Nous pensons que Messenger va devenir le nouveau salon social du monde, où les gens peuvent sortir, partager, discuter, jouer à des jeux ou acheter des choses, tout en pouvant atteindre presque tout le monde, où qu’ils se trouvent. Nous pensons maintenant que nous combinons deux outils du passé: l’annuaire téléphonique (comme nous l’avons utilisé pour trouver des personnes) avec les Pages Jaunes (la façon dont nous avons l’habitude de trouver des entreprises). (source : le Newsroom de Facebook)

On l’a compris : l’objectif de Facebook, comme celui des autres géants du web est d’investir l’espace privé comme l’espace public, à tout instant, en effaçant le plus possible la limite déjà peu perceptible entre service rendu et commerce, sans solution de continuité.

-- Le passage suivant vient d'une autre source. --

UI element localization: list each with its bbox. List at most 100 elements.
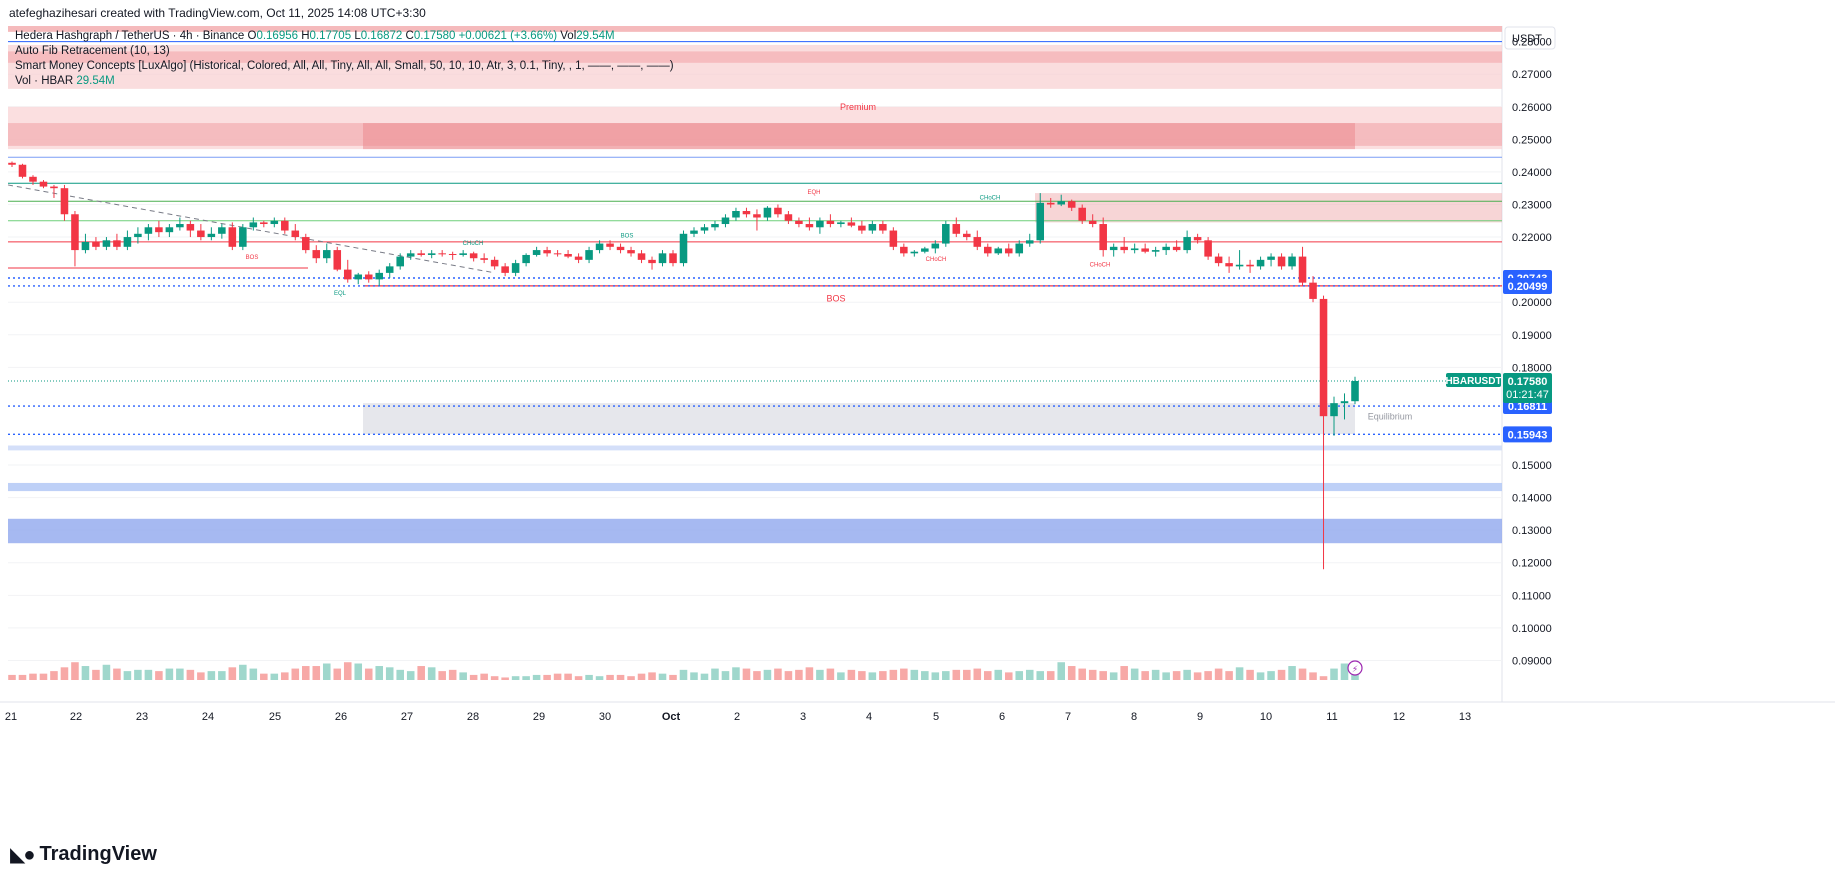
candle-body[interactable] [176,224,184,228]
candle-body[interactable] [805,224,814,228]
candle-body[interactable] [553,253,562,255]
candle-body[interactable] [364,274,373,280]
candle-body[interactable] [469,253,478,259]
candle-body[interactable] [144,227,153,234]
candle-body[interactable] [249,222,258,228]
candle-body[interactable] [228,227,237,247]
currency-selector[interactable] [1504,26,1556,50]
candle-body[interactable] [942,224,950,244]
candle-body[interactable] [973,237,982,247]
candle-body[interactable] [50,186,58,189]
candle-body[interactable] [753,214,761,218]
candle-body[interactable] [1246,264,1254,267]
candle-body[interactable] [595,243,604,251]
candle-body[interactable] [343,269,352,280]
candle-body[interactable] [60,188,69,215]
candle-body[interactable] [1025,240,1034,244]
candle-body[interactable] [281,220,289,231]
candle-body[interactable] [711,224,719,228]
candle-body[interactable] [417,253,425,255]
candle-body[interactable] [1351,381,1359,402]
candle-body[interactable] [29,176,37,182]
candle-body[interactable] [239,227,247,247]
candle-body[interactable] [763,207,772,218]
candle-body[interactable] [322,250,331,259]
candle-body[interactable] [92,241,100,247]
candle-body[interactable] [134,233,142,238]
candle-body[interactable] [480,258,488,260]
candle-body[interactable] [1267,256,1275,260]
candle-body[interactable] [858,225,866,231]
candle-body[interactable] [427,253,436,255]
candle-body[interactable] [543,250,551,254]
candle-body[interactable] [1109,246,1118,251]
candle-body[interactable] [123,237,132,247]
candle-body[interactable] [868,224,877,231]
candle-body[interactable] [963,233,971,238]
legend-smc[interactable]: Smart Money Concepts [LuxAlgo] (Historic… [15,60,674,72]
price-tag[interactable] [1503,277,1552,294]
candle-body[interactable] [155,227,163,233]
candle-body[interactable] [1288,256,1296,267]
candle-body[interactable] [1015,243,1024,254]
candle-body[interactable] [1193,237,1202,241]
candle-body[interactable] [795,220,803,225]
candle-body[interactable] [532,250,541,255]
candle-body[interactable] [816,220,824,228]
candle-body[interactable] [983,246,992,254]
candle-body[interactable] [102,240,111,247]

Le monde que propose Facebook à ses milliards d’utilisateurs est celui des animaux en batterie dans une ferme industrielle.

Vaches charolaises – photo par JPC24M – (CC-BY-SA-2.0)

3. L’intrusion est une vocation

Avec Facebook, c’est deux pas en avant, un pas en arrière… à chaque fois que Facebook est pris la main dans le sac pour une pratique douteuse, l’ineffable Mark Zuckerberg jure ses grands dieux, la main sur le cœur, que c’était pour la bonne cause, que toutes les précautions ont été prises, qu’aucune loi n’a été transgressée… et peu à peu nous baissons la garde et Facebook s’autorise à des pratiques de plus en plus douteuses.
Souvenez-vous, déjà en 2012, Facebook a mené une expérience qui avait déclenché la polémique sur certains de ses utilisateurs. Près de 700.000 d’entre eux ont servi de cobayes sans le savoir. Des scientifiques ont modifié les flux d’actualité des utilisateurs en bougeant le curseur du nombre de messages positifs et négatifs, pour observer les réactions sur « l’humeur » des cobayes… (source : magazine ZDNET 700 000 utilisateurs manipulés par une expérience sur la contagion émotionnelle).

Aujourd’hui, ces pratiques douteuses semblent n’avoir pas changé. En effet, le journal The Australian révèle que Facebook a mené des recherches pour cibler les adolescents émotionnellement vulnérables et insécurisés de manière à faciliter les pratiques publicitaires prédatrices.

En surveillant les messages, les commentaires et les interactions sur le site, Facebook peut savoir quand les personnes âgées de 14 ans se sentent « vaincues », « submergées », « stressées », « anxieuses », « nerveuses », « stupide », « idiot », « inutile » et « échec ».Ces informations recueillies au moyen d’un système sur l’analyse du sentiment pourraient être utilisées par les annonceurs pour cibler les jeunes utilisateurs de Facebook lorsqu’ils sont potentiellement plus vulnérables.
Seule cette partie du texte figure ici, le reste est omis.